In May 2019, Ann Gillies (the “Applicant”) asked to make an oral presentation to the Bluewater District School Board related to flying a rainbow pride flag at all Ontario schools. In advance of the Board meeting, the Applicant provided the Board with a written copy of the presentation she intended to make. It advanced the view that “transgender children don’t exist” and referred to the “Trans movement” whose “agenda” was purportedly encouraged by academics. Only the last sentence referred to the pride flag: “As parents and concerned citizens we politely ask that you do not support the harmful transgender ideology by allowing the LGBT flag flown at our schools in June”. Three days after the Applicant submitted a written copy of her presentation, a Board representative informed the Applicant she could not speak at the upcoming Board meeting because the content of the proposed presentation was contrary to the Board’s duties and responsibilities, including under the Education Act, the Ontario Human Rights Code and the Board’s bylaws and policies. As an alternative, the Board representative offered to provide a written copy of the Applicant’s presentation to the trustees.

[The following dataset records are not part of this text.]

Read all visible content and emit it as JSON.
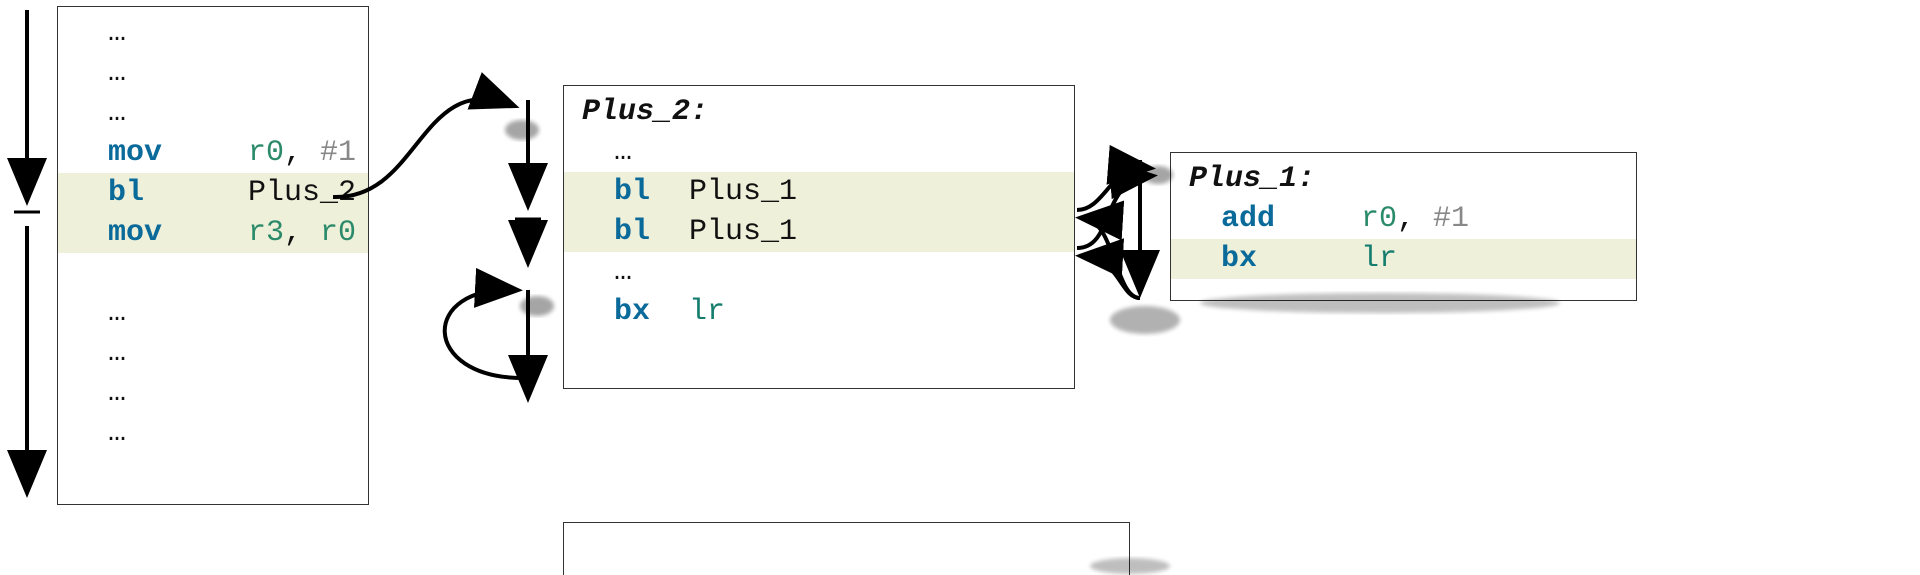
{
  "main": {
    "lines": [
      {
        "ell": "…"
      },
      {
        "ell": "…"
      },
      {
        "ell": "…"
      },
      {
        "op": "mov",
        "a1": "r0",
        "sep": ", ",
        "a2": "#1",
        "a2c": "imm"
      },
      {
        "op": "bl",
        "a1": "Plus_2",
        "a1c": "txt",
        "hl": true
      },
      {
        "op": "mov",
        "a1": "r3",
        "sep": ", ",
        "a2": "r0",
        "a2c": "reg",
        "hl": true
      },
      {
        "ell": ""
      },
      {
        "ell": "…"
      },
      {
        "ell": "…"
      },
      {
        "ell": "…"
      },
      {
        "ell": "…"
      }
    ]
  },
  "plus2": {
    "label": "Plus_2:",
    "lines": [
      {
        "ell": "…"
      },
      {
        "op": "bl",
        "a1": "Plus_1",
        "a1c": "txt",
        "hl": true
      },
      {
        "op": "bl",
        "a1": "Plus_1",
        "a1c": "txt",
        "hl": true
      },
      {
        "ell": "…"
      },
      {
        "op": "bx",
        "a1": "lr",
        "a1c": "irg"
      }
    ]
  },
  "plus1": {
    "label": "Plus_1:",
    "lines": [
      {
        "op": "add",
        "a1": "r0",
        "sep": ", ",
        "a2": "#1",
        "a2c": "imm"
      },
      {
        "op": "bx",
        "a1": "lr",
        "a1c": "irg",
        "hl": true
      }
    ]
  }
}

Subsequently, the Applicant applied to judicially review the Board’s decision. She challenged it on two bases: (1) that the reasons the Board provided for its decision to refuse to allow the Applicant to speak were insufficient for her to meaningfully review the decision and (2) that the Board failed to properly balance the Applicant’s right to expression against the Board’s policies and objectives.

The Court’s Decision

In Gillies v. Bluewater District School Board, 2023 ONSC 1625, the Ontario Divisional Court dismissed the applicant’s application for judicial review. First, it reviewed the Board’s bylaws. It found they neither obliged the Board to permit the Applicant (or any individual) to make oral submissions to the Board, nor to provide reasons for declining to do so.

Second, it considered whether the reasons the Board provided to the Applicant refusing to permit her to speak at the Board meeting were sufficient and reasonable. In the court’s view: “it is clear that to permit the applicant’s proposed presentation to be publicly aired at a Board meeting would run contrary to the laws, by-laws and policies regarding inclusiveness that bind it, and that permission was being denied for that reason”.

Finally, it contemplated whether the Board adequately balanced the Applicant’s Charter right to freedom of expression against the Board’s objectives and policies to promote an inclusive school climate for pupils of any sex, sexual orientation, gender identity and gender expression and to provide an environment free of discrimination and harassment. It determined the Board struck the proper balance between protecting the Applicant’s Charter right to expression on the one hand and the Board’s policies and human rights commitments to recognizing “transgender individuals are one of the most disadvantaged groups in society, frequently facing threats to their very existence” on the other hand. It also recognized the Board’s offer to provide a written copy of the applicant’s presentation to the trustees represented a compromise, which the applicant declined, but which aimed to impair the applicant’s right to freedom of expression to the most minimal extent possible.